For how many years depends on changes to the city’s economy and its interactivity with the lagoon.
If the position remains as it is today, just a few decades are left to the Venice the world recognises. I am not talking of the threat of ‘aqua alta’ or similar, but a phenomenon of a far greater dimension; environmental pollution.
This pollution affecting Venice is not that from the world at large, but specifically local. It can be seen in the increasing damage to the stonework and brickwork of Venice caused by sulphation. The principal culprit of sulphation and the sulphur fumes that cause it is the diesel engine.
Marghera, the industrial conurbanation on the mainland immediately opposite La Serenissima, contributes a relatively minor portion of this problem.
Vaporettos, water taxis and general diesel-based transport also contribute.
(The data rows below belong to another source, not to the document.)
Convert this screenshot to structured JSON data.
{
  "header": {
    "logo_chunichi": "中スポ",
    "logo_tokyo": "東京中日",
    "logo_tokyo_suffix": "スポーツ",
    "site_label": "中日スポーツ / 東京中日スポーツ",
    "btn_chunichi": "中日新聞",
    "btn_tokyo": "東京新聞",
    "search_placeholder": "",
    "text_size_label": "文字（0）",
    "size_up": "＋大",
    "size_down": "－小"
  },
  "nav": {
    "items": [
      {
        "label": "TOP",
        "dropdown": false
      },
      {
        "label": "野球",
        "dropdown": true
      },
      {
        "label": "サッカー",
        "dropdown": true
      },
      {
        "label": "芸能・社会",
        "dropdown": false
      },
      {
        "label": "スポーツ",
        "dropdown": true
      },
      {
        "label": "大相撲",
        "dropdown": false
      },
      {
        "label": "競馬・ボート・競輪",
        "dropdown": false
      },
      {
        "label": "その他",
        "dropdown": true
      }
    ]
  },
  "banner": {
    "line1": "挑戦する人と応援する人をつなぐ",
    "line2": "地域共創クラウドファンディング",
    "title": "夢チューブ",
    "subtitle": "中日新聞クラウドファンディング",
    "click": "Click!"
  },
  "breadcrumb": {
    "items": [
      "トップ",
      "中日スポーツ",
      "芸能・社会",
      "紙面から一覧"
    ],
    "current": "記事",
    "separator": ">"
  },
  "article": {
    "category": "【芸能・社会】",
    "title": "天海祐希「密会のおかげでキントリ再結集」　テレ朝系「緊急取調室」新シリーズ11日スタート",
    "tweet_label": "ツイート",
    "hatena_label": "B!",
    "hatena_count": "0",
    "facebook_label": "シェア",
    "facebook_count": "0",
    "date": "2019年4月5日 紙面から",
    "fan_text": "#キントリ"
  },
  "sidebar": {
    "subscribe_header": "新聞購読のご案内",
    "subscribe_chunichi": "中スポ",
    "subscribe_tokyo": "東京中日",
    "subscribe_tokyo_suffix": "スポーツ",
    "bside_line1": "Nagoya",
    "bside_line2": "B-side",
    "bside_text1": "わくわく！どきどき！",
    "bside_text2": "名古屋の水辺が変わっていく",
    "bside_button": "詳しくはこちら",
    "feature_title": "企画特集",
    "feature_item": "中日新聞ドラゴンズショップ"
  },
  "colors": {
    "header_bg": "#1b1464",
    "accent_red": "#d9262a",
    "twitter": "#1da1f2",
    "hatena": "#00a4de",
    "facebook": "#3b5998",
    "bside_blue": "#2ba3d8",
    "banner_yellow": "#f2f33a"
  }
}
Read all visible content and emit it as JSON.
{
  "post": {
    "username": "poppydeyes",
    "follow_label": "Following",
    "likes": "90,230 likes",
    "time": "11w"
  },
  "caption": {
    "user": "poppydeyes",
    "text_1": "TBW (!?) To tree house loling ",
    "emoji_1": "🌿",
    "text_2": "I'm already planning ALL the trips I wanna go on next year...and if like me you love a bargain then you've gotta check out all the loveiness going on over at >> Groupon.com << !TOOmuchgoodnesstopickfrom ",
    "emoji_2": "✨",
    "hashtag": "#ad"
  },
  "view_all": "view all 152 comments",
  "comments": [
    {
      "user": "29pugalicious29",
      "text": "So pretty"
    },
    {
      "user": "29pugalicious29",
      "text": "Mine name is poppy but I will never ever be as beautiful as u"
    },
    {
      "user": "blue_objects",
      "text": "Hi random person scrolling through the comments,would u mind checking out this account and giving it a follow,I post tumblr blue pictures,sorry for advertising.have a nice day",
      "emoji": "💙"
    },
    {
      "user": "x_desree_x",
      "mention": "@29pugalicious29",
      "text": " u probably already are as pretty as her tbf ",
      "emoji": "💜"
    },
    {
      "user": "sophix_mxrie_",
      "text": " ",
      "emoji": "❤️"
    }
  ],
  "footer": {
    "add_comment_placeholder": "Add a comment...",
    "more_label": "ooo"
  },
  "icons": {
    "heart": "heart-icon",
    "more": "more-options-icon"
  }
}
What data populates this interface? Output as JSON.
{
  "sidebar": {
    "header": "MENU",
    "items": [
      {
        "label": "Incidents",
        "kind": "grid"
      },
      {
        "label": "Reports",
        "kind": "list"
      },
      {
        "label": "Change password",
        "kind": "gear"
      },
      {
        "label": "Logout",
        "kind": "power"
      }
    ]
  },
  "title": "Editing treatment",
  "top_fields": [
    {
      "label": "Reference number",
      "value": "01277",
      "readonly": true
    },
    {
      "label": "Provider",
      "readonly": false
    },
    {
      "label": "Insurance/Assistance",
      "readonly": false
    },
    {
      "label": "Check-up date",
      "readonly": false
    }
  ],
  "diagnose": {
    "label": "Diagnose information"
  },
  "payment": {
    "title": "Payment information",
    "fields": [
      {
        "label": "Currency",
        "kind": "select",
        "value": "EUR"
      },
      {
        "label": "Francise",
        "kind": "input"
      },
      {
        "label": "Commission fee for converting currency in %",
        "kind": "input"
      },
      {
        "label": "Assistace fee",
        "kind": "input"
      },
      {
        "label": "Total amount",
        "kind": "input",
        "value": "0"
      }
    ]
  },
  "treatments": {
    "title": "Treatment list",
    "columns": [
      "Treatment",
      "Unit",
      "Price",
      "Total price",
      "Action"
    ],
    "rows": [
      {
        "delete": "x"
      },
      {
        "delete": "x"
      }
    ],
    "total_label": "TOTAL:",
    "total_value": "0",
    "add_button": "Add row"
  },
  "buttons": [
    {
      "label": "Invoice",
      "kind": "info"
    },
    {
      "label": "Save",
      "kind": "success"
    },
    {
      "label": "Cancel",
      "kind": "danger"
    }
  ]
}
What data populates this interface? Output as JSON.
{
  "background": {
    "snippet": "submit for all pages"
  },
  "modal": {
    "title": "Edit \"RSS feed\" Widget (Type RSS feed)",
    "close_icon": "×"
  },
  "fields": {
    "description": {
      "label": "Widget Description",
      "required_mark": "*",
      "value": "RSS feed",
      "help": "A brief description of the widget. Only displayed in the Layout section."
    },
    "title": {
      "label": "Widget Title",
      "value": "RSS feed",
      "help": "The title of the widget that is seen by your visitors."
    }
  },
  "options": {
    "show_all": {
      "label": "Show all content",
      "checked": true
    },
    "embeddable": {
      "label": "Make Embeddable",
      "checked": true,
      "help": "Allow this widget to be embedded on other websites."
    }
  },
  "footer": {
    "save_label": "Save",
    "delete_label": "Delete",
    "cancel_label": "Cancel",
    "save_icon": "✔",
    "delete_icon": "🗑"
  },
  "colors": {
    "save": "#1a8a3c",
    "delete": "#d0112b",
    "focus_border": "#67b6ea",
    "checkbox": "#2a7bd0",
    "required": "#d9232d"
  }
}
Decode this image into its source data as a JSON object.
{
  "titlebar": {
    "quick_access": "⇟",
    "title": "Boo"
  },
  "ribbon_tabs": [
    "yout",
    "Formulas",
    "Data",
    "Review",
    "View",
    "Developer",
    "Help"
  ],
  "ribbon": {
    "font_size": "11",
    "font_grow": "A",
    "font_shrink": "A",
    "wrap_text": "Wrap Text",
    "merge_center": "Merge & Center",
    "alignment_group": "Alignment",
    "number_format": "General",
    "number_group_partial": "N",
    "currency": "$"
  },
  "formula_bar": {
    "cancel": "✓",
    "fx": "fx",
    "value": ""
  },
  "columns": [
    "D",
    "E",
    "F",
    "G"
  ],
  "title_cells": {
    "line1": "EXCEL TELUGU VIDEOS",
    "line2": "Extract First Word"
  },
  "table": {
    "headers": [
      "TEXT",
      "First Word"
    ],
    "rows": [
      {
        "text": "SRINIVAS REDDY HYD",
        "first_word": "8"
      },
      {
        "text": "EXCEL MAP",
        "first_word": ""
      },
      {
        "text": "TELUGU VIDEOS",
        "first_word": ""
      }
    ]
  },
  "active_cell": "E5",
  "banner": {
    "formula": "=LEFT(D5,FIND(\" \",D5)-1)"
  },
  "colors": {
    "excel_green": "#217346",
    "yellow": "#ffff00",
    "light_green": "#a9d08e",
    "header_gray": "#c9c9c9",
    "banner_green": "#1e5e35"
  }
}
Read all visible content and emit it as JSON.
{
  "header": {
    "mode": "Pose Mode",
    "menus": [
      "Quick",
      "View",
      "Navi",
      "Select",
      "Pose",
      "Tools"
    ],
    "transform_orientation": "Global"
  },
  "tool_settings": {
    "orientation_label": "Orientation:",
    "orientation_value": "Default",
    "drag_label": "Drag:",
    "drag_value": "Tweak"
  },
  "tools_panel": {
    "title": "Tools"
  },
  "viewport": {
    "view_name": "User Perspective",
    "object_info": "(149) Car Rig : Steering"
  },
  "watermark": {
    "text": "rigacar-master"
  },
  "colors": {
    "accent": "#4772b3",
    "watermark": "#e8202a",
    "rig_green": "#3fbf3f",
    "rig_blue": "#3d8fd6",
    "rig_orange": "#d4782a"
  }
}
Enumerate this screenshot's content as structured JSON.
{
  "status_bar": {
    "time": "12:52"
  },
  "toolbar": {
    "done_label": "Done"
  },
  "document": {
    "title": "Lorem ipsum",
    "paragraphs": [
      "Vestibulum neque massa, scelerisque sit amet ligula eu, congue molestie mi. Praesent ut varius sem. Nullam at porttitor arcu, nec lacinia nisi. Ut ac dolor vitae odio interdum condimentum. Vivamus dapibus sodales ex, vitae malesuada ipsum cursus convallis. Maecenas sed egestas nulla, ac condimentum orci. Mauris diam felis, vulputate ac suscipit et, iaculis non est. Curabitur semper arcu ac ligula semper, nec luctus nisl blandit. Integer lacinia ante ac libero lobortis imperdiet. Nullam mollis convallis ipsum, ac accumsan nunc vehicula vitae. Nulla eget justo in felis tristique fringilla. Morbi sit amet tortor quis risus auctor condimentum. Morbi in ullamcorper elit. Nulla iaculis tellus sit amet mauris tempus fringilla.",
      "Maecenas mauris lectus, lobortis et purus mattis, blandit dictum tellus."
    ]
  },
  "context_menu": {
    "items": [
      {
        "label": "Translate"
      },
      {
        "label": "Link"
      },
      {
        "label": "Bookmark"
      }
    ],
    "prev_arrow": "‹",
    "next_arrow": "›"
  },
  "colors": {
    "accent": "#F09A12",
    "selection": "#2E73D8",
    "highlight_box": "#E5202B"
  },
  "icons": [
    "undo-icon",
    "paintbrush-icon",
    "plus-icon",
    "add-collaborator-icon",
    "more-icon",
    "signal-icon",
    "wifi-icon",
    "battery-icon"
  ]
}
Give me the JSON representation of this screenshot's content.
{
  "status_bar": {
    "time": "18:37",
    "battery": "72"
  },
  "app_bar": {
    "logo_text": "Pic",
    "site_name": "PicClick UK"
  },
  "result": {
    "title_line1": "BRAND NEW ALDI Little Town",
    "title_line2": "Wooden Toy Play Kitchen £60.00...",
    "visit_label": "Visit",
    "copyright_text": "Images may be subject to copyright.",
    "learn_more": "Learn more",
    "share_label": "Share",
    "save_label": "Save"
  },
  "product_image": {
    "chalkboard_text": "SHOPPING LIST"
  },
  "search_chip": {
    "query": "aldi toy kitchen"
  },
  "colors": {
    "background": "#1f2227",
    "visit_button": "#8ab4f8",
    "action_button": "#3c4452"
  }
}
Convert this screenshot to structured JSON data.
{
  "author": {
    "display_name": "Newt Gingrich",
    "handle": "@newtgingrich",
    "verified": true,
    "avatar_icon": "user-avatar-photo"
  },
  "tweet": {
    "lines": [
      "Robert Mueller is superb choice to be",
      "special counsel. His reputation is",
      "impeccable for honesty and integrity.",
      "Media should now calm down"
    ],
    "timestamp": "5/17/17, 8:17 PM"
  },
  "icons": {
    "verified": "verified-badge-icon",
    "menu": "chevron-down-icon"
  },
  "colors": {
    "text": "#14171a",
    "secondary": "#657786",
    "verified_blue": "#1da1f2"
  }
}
But the primary cause of these fumes are the enormous passenger and tourist liners which pass through the historic centre of Venice, tie up on the waterfront at the Maritime Station, and run their engines all the while they are there to generate power. Their sheer size looms incongruously over the city, but it is the damage caused by the fumes they emit, which flood the city in sulphur, damaging its fabric and reducing its historic stonework and brickwork to the consistency of chalk, which is much more threatening.

The videos and documentary evidence available on this site -http://OurVenice.org – show the damage effected so far on Venice.
This environmental mutilation is continuing and increasing. Please review the evidence, and perhaps question why these liners are allowed to enter the lagoon and to continue to burn bunker oil, the most unregulated and least environmentally friendly of any fuel used for transport. Should they be banned? Perhaps this site provides the answer. Venice needs an answer.